L'un connut une gloire littéraire sans enjeu idéologique surprenant et une adaptation cinématographique apparemment classique. L'autre se retrouva célèbre du jour au lendemain par la sainte vertu du New-York Times, et en fut comme foudroyé et stérilisé sur place – ce qui était peut-être le but caché de la manœuvre, puisque cet oracle de papier le transformait en pape de la révolte beat alors qu'il n'en fut qu'un marginal de service, pillé et affublé comme on nomme un fou du Village.

Hollywood ne l'intégra donc que post-mortem, quasiment un demi-siècle plus tard, si on excepte une première adaptation de trahison des « Souterrains », assez différente de la seconde, celle de « Sur la Route », au niveau de la forme, toutes deux seulement liées, apparemment, aux temps paradoxaux des mœurs majoritaires du moment des minorités intellectuelles parvenues au pouvoir.

Tout cela même si Kerouac fut un moment fasciné par l'usine à rêves et ses mirifiques opportunités pour un marginal du système cinéma, – système qui le fascinait en soi – il ne fut pas consacré par la Machine Mythologique ante-mortem, contrairement au système littéraire qui fit quasiment de lui une sorte star de la nouvelle gauche bobo le temps d'un quiproquo utile, avant de le descendre en flamme par derrière, avec la tendance spirituelle qu'il incarnait sans réserve. Le marxisme-léninisme est immortel, notamment contre les chrétiens de haut vol.

Le père de l'un vécut sans doute un exode rural dont on peut supposer qu'il lui permit de fuir une misère facile à imaginer faute d'en pouvoir comprendre le vécu. Celui de l'autre, imprimeur amené à la faillite et à un déclassement pas forcément plus enviable pour un petit artisan franc-tireur, transmit de toute évidence au poète footballeur l'amour sacré des livres et de l'écriture que celui-ci unifia apparemment très tôt – à partir des folles et naïves ambitions de jeunesse, dans la phase classique de sa vie intellectuelle et artistique, dans un projet spirituel global, humble et fier à la fois. Assumant en solitaire solidaire, sans doute jusqu'aux limites du possible, la ligne tracée de son sillon en vue d'une reconnaissance culturelle authentique qui vint trop tard, trop grossièrement et de manière tout à fait ambiguë et dénaturée par les enjeux idéologiques – qu'il perturbait en toute innocence volontaire.
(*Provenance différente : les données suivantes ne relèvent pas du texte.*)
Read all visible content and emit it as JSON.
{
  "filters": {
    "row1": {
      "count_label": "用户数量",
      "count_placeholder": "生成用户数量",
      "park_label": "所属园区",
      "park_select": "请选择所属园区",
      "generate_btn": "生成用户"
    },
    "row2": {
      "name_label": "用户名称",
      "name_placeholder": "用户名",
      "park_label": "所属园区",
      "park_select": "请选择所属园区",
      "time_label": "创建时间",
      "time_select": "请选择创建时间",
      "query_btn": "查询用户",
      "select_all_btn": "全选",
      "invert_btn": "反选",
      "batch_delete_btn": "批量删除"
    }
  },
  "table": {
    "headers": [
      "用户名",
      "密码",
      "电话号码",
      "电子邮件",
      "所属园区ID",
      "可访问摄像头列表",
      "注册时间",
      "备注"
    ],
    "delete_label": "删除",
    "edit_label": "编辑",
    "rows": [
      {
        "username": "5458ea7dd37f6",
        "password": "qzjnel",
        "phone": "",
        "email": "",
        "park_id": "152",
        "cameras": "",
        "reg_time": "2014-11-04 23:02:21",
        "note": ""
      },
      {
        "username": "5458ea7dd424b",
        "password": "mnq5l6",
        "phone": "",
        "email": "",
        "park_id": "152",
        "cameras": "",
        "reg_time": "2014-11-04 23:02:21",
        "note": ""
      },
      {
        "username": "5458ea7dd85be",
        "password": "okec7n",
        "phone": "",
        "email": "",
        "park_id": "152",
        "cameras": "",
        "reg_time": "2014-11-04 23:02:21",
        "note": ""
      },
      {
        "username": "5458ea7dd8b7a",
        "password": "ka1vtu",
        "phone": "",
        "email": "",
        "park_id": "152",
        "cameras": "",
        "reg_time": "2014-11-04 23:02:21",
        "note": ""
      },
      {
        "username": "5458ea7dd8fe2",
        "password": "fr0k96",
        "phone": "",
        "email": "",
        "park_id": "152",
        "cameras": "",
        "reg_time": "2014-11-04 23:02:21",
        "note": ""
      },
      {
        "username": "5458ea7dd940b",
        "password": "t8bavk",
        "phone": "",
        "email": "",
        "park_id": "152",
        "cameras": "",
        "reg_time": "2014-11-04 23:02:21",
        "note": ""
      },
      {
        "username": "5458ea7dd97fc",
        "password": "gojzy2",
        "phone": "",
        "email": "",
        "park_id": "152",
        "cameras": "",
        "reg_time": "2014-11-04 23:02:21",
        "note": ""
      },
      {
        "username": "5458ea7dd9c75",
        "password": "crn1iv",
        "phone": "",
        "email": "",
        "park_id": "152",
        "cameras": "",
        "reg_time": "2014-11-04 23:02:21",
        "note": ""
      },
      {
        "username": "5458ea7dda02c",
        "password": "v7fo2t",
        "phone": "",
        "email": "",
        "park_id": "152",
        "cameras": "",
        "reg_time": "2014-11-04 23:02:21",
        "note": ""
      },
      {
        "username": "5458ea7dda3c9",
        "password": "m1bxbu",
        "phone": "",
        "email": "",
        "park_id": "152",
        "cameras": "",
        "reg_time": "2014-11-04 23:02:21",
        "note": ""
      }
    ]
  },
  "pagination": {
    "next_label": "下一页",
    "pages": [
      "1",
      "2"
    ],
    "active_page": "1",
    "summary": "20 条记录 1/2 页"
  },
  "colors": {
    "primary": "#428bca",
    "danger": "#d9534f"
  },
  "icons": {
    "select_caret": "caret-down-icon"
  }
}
Mais si la quête de l'un était une sorte d'abandon non consenti à un réel scandaleusement mauvais et malade, sale et absurde, n'appelant qu'aux révoltes théoriques ou politiques primaires et secondaires de pouvoir, le chrétien-bouddhiste, lui, mena sa quête au-delà du réel et de ses apparences, cherchant le moyeu perdu d'un monde désaxé, pour un rééquilibrage spirituel héroïque et libérateur des misères d'un matérialisme totalitaire mou, dans un esprit démocratique ouvert au peuple d'abord, dont il ne cessa de célébrer les vertus refusées par un système de domination romaine modernisée en position permanente de trahison des meilleurs principes au nom duquel les meilleurs crurent pouvoir se justifier de le défendre – au nom d'un idéalisme pragmatique de façade.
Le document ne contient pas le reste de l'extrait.